Kesultanan Sambas

kerajaan di Asia Tenggara

Kesultanan Sambas adalah kerajaan yang terletak di Kabupaten Sambas, Kalimantan Barat sekarang, tepatnya berpusat di Kota Sambas. Kerajaan Sambas di Kalimantan ini dimulai sejak keruntuhan Majapahit pada akhir abad ke-16. Diduga VOC melakukan pakta kerja sama dengan Sultan Sambas pada tahun 1609, tetapi identitas sultan pada masa itu tidak dapat diverifikasi. Sepertinya Gubernur Majapahit yang terakhir di sana adalah seorang Ratu Hindu, yang dikenal dengan nama Ratu Tengah. Ia menikahkan anak perempuannya dengan Raja Tengah, pangeran dari Brunei. Anak tertua dari pernikahan ini dinobatkan sebagai Sultan Muslim pertama Sambas oleh kakeknya Sultan Brunei pada tahun 1630. Hubungan antara dua kesultanan ini sangat dekat sejak saat itu.[1]

Berkas:Sambas-arms.gif
Lambang Kesultanan Sambas

Hubungan dengan kerajaan di Brunei Darussalam

Sejarah tentang asal usul kerajaan Sambas tidak bisa terlepas dari kerajaan di Brunei Darussalam.
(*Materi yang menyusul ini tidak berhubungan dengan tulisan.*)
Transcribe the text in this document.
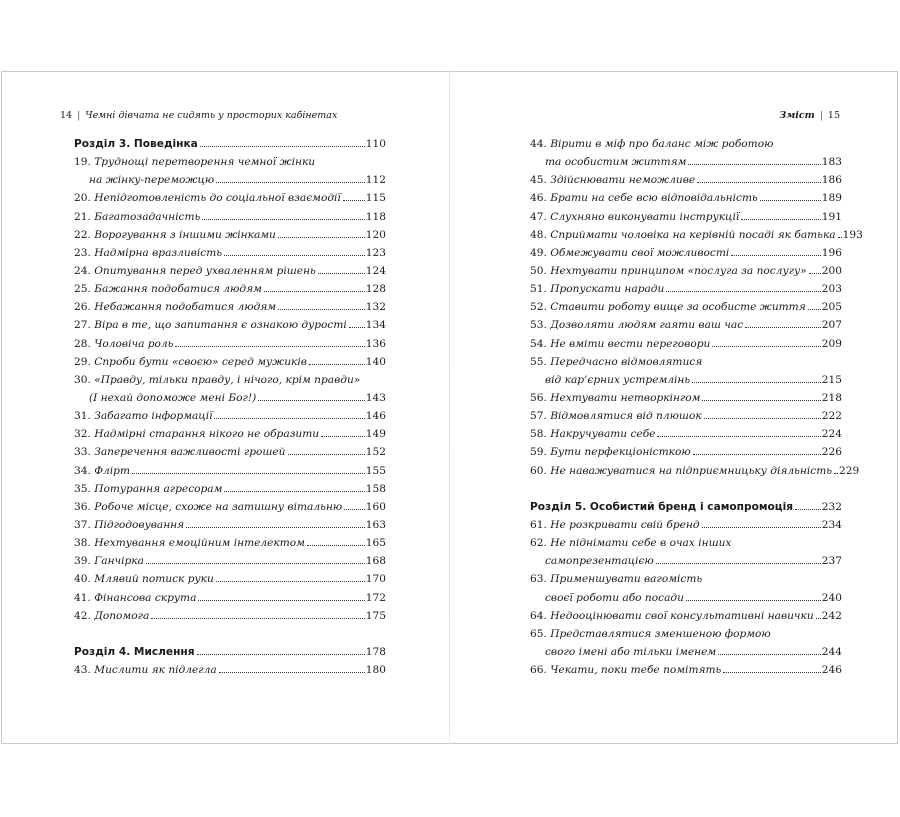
14 | Чемні дівчата не сидять у просторих кабінетах	Зміст | 15
Розділ 3. Поведінка	110
19. Труднощі перетворення чемної жінки
на жінку-переможцю	112
20. Непідготовленість до соціальної взаємодії 115
21. Багатозадачність	118
22. Ворогування з іншими жінками	120
23. Надмірна вразливість	123
24. Опитування перед ухваленням рішень	124
25. Бажання подобатися людям	128
26. Небажання подобатися людям	132
27. Віра в те, що запитання є ознакою дурості 134
28. Чоловіча роль	136
29. Спроби бути «своєю» серед мужиків	140
30. «Правду, тільки правду, і нічого, крім правди»
(І нехай допоможе мені Бог!)	143
31. Забагато інформації	146
32. Надмірні старання нікого не образити	149
33. Заперечення важливості грошей	152
34. Флірт	155
35. Потурання агресорам	158
36. Робоче місце, схоже на затишну вітальню 160
37. Підгодовування	163
38. Нехтування емоційним інтелектом	165
39. Ганчірка	168
40. Млявий потиск руки	170
41. Фінансова скрута	172
42. Допомога	175
Розділ 4. Мислення	178
43. Мислити як підлегла	180
44. Вірити в міф про баланс між роботою
та особистим життям	183
45. Здійснювати неможливе	186
46. Брати на себе всю відповідальність	189
47. Слухняно виконувати інструкції	191
48. Сприймати чоловіка на керівній посаді як батька 193
49. Обмежувати свої можливості	196
50. Нехтувати принципом «послуга за послугу» 200
51. Пропускати наради	203
52. Ставити роботу вище за особисте життя 205
53. Дозволяти людям гаяти ваш час	207
54. Не вміти вести переговори	209
55. Передчасно відмовлятися
від кар’єрних устремлінь	215
56. Нехтувати нетворкінгом	218
57. Відмовлятися від плюшок	222
58. Накручувати себе	224
59. Бути перфекціоністкою	226
60. Не наважуватися на підприємницьку діяльність 229
Розділ 5. Особистий бренд і самопромоція	232
61. Не розкривати свій бренд	234
62. Не піднімати себе в очах інших
самопрезентацією	237
63. Применшувати вагомість
своєї роботи або посади	240
64. Недооцінювати свої консультативні навички 242
65. Представлятися зменшеною формою
свого імені або тільки іменем	244
66. Чекати, поки тебе помітять	246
Antara kedua kerajaan ini mempunyai kaitan persaudaraan yang sangat erat. Pada abad ke-13, di Negeri Brunei Darussalam, bertahta seorang Raja yang bergelar Sri Paduka Sultan Muhammad. Setelah beliau wafat, tahta kerajaan diserahkan kepada anak cucunya secara turun temurun. Sampailah pada keturunan yang kesembilan yaitu Sultan Muhammad Hasan. Setelah Sultan Muhammad Hasan wafat pada tahun 1598, Baginda digantikan oleh putranya yang bergelar Sultan Abdul Jalilu Akbar,yang berkuasa dari tahun 1598 sampai 1659.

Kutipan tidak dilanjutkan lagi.